I borrowed this phrase from the recently deceased Canadian painter Robert Genn who believed that there is only so much we can learn about how to paint from the many fine instructors and resources available today. The true learning comes from going off on our own and just doing it - Go to your room!

I have had the good fortune to take instruction from outstanding artists in Canada and the USA. I continue to work on my own development ( Going to MY room!) . I share, through this blog and workshops, what I have learned and what others have shared with me.

I created this blog primarily for those attending my workshops to keep in touch and to further share as we grow together. If others are interested in following that would be great.

Enjoy the journey.

Tuesday 28 January 2014

Developing a commission

The Comox Glacier is iconic to our region. It is just across the estuary from our home. Every local takes a crack at painting it and so there are many interpretations done.  Because Glacier paintings are so plentiful locally I chose not to try my hand at it.

But in October 2010 I was up and out early to do some sketching. It was a cold clear morning and it had snowed the night before in the mountains. While we don't get much colour on the trees on Vancouver Island, this year the colour was unusually strong and tended to hang about.  As I was passing by the Glacier  the early morning sun suddenly struck the trees across the estuary and I stopped to photo what I was hoping would be a very colourful and unusual image of the scene. The photo that resulted excited my interest to try my hand at making an abstracted painting of the estruary and the Glacier.

Comox Glacier, estuary and town of Courtenay

So I set out to make different interpretations, all acrylic, on different sizes and formats. I began with smaller pieces and graduated to those below. Each was done with a slightly different palette and different under painting. This was the first time I really tried to "push" my painting. And at the time I thought I had pushed the colours too far. But my wife said no- leave them.  Once framed in a warm dark frame the strong colours seemed to work - and they all sold.






A few weeks ago I was asked to make a commission of the Glacier, similar to one of those paintings that they had seen on my web. And they "needed" a painting with red in it. They also needed a different format: long and narrow - 18x36. I was not sure I could flatten the scene out but promised to try.

Below is the development of that painting:

Water soluble pencil used for initial sketch, then used Montana Acrylic marker, then wash off  with water.

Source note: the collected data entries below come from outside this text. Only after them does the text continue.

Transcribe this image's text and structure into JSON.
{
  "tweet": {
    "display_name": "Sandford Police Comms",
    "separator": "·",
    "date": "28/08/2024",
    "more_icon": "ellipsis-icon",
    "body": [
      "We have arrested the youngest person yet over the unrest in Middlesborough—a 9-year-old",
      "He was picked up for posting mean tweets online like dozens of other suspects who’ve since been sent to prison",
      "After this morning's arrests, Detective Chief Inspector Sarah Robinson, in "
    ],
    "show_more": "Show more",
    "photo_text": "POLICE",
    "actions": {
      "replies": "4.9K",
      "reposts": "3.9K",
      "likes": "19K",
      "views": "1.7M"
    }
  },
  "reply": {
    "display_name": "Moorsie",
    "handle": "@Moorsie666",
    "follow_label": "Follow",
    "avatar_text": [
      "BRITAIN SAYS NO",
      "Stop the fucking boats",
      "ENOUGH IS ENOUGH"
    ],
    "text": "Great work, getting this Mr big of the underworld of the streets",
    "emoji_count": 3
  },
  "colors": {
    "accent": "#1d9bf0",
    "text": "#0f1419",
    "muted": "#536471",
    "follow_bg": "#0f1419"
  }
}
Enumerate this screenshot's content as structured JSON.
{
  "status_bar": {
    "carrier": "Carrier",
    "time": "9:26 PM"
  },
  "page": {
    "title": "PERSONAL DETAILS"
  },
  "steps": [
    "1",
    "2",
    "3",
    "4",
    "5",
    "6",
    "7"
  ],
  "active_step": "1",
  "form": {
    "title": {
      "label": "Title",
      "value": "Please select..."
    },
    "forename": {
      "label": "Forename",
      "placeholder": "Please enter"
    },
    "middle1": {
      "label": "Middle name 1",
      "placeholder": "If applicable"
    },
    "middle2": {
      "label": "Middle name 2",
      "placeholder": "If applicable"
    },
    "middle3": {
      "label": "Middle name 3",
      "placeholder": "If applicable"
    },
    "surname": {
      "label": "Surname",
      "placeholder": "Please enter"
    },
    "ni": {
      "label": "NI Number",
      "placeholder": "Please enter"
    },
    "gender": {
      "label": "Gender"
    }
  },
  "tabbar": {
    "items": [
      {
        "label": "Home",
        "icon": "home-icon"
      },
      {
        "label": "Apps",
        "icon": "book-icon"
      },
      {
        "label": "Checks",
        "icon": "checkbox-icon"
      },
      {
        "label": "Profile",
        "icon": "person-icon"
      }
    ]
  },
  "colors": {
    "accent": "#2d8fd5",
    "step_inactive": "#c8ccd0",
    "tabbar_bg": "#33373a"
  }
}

Foreground light, mids and darks sketched in with Montana pens. 

Wash using medium, water and orange liquid acrylic 

Redefine glacier shapes using yellow Montana pen 

adding controlled lines using making tape 

Light magenta glaze on glacier then redefined highlight area with white acrylic marker 

Many back and forth with light glazes and opaque areas of colour 

Glacier Morning  Acrylic 18x36 2014

Where it sits at the moment. Away for a few days so will reconsider when I return.

Making this recent painting, four years after the first, had me thinking of how different I now paint. Interesting to think about it. And it now has me rethinking other composition ideas  from the same source. 

That one photo proved profitable and fun and  great learning. 


  1. So generous of you Brian to share your processes and journeys through painting. I always enjoy reading your blog posts! Thank you.

  2. Love them all! Thank you of sharing.